Fultz was supposed to be the playmaking guard who actually complemented Simmons and Embiid -- a three-level, one-on-one scorer with enough versatility to fill various holes on the fly. Instead, he was a complete bust in Philly (perhaps he won't be an overall bust, but there is no other way to describe his Sixers tenure). Had Fultz been what he was supposed to be, there's a chance the Sixers never trade for Butler, and there's almost no chance they ever would've gotten mixed up in the Harris business.
On Monday, Fultz put up 15 points, seven assists and five rebounds in a starting role for the Magic. He hit two of his four 3-pointers. It's a continuation of a trend that has been building all season, particularly after the turn of the calendar year. His mid-range jumper looks about as natural as it did in college, and while the 3-point form is still a bit Bill Cartwrightish, he is at least capable of spotting up and punishing teams for going under ball screens. He's fast and powerful as heck, and he's a really tough, athletic defender and finisher. Just having a functional shot is going to make him a good NBA player for years to come.
It's not to say this version of Fultz would have the Sixers in a dramatically different place. They need someone to legitimately run a top-end offense as a scoring and playmaking threat, and Fultz is still not anywhere near the guy he was supposed to be. He's not going to be hitting off-the-dribble 3s any time soon. Even a fully formed Fultz perhaps wouldn't be a championship difference maker in a world where Butler still leaves for Miami.
It's reasonable, in fact, to visualize a fully formed Fultz as something close to a more athletic Butler, at least back when Butler could shoot a little bit, and while it's true that the Sixers, with Butler at the top of the offense, had the eventual champion Raptors on the Game 7 ropes in last year's Eastern Conference semifinals, it's also true that their 98.0 fourth-quarter offense ranked 12th out of 16 playoff teams, with each of the four teams ranking below them eliminated in the first round.
In other words, the Simmons shooting problem was always there, and it isn't going anywhere. Simmons is a terrific all-around player, but if you think the next coach that comes into Philadelphia is going to magically muster up a money half-court offense with a ball-dominant player who won't shoot and hardly any shooters around him, you're almost certainly mistaken.
Meanwhile, absolutely nobody is going to trade for Harris, who might have the worst contract in the league, or likely Horford, and the Sixers have given away all their meaningful draft assets for the foreseeable future. They have no cap space. Short of trading Embiid or Simmons, they're pretty stuck with a team that's as top-end talented as it is ill-fitting.
Still, that top-end talent will continue to tantalize. And when you imagine Simmons and Embiid with a fully realized Fultz, it's pretty hard to stomach thoughts of what might've been. The Process worked. The Sixers landed two superstar talents and had every right to believe they'd landed a third in Fultz. There is a very reasonable alternate scenario in which Brett Brown wins a championship in Philadelphia, his shortcomings notwithstanding.
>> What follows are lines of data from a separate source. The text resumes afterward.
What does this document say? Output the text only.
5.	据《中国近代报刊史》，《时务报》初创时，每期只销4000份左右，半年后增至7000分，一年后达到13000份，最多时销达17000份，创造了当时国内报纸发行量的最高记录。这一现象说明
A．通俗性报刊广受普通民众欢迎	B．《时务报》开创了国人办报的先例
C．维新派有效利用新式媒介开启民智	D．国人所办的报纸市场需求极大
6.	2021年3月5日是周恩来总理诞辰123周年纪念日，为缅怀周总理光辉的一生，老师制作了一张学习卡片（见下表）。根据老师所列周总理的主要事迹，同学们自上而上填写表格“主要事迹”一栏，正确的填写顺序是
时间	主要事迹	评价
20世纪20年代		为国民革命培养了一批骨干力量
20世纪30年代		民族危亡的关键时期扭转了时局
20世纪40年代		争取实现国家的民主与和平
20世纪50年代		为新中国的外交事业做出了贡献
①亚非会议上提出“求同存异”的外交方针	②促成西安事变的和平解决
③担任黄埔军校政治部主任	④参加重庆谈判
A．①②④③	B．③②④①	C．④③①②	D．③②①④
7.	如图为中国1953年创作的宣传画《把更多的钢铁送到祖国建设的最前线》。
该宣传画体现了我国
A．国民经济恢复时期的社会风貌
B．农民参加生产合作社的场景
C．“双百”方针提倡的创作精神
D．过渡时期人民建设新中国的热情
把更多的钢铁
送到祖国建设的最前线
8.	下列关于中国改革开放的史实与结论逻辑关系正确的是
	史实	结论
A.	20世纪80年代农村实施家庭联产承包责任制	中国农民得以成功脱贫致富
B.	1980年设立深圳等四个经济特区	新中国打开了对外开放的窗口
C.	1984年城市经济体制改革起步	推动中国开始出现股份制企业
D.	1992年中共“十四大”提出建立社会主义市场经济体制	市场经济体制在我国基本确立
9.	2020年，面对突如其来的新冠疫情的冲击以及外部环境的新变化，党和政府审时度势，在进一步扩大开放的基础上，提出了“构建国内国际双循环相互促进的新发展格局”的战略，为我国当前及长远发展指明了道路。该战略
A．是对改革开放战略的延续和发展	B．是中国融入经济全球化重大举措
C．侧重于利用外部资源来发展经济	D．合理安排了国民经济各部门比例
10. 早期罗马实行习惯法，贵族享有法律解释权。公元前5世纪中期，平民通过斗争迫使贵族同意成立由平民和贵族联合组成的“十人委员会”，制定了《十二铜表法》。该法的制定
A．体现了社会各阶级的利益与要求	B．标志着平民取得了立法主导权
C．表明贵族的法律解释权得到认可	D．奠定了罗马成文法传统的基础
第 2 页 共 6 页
Instead, he's unemployed. Fultz is in Orlando. And watching his career continue to develop is going to be a bittersweet thing for a lot of Sixers fans, and certainly for Brown, who stood by Fultz as long as he could only to lose his job in large part because of him. That is a harsh thing to say. Fultz doesn't deserve to wear that kind of burden on top all the pressure he's felt to start his NBA career. But professional sports is a tough business. The Sixers, Brown, Brand, everyone in the Sixers organization needed Markelle Fultz to be the player he's starting to become somewhere else, if only to cover for all the other mistakes they made. And it just didn't happen.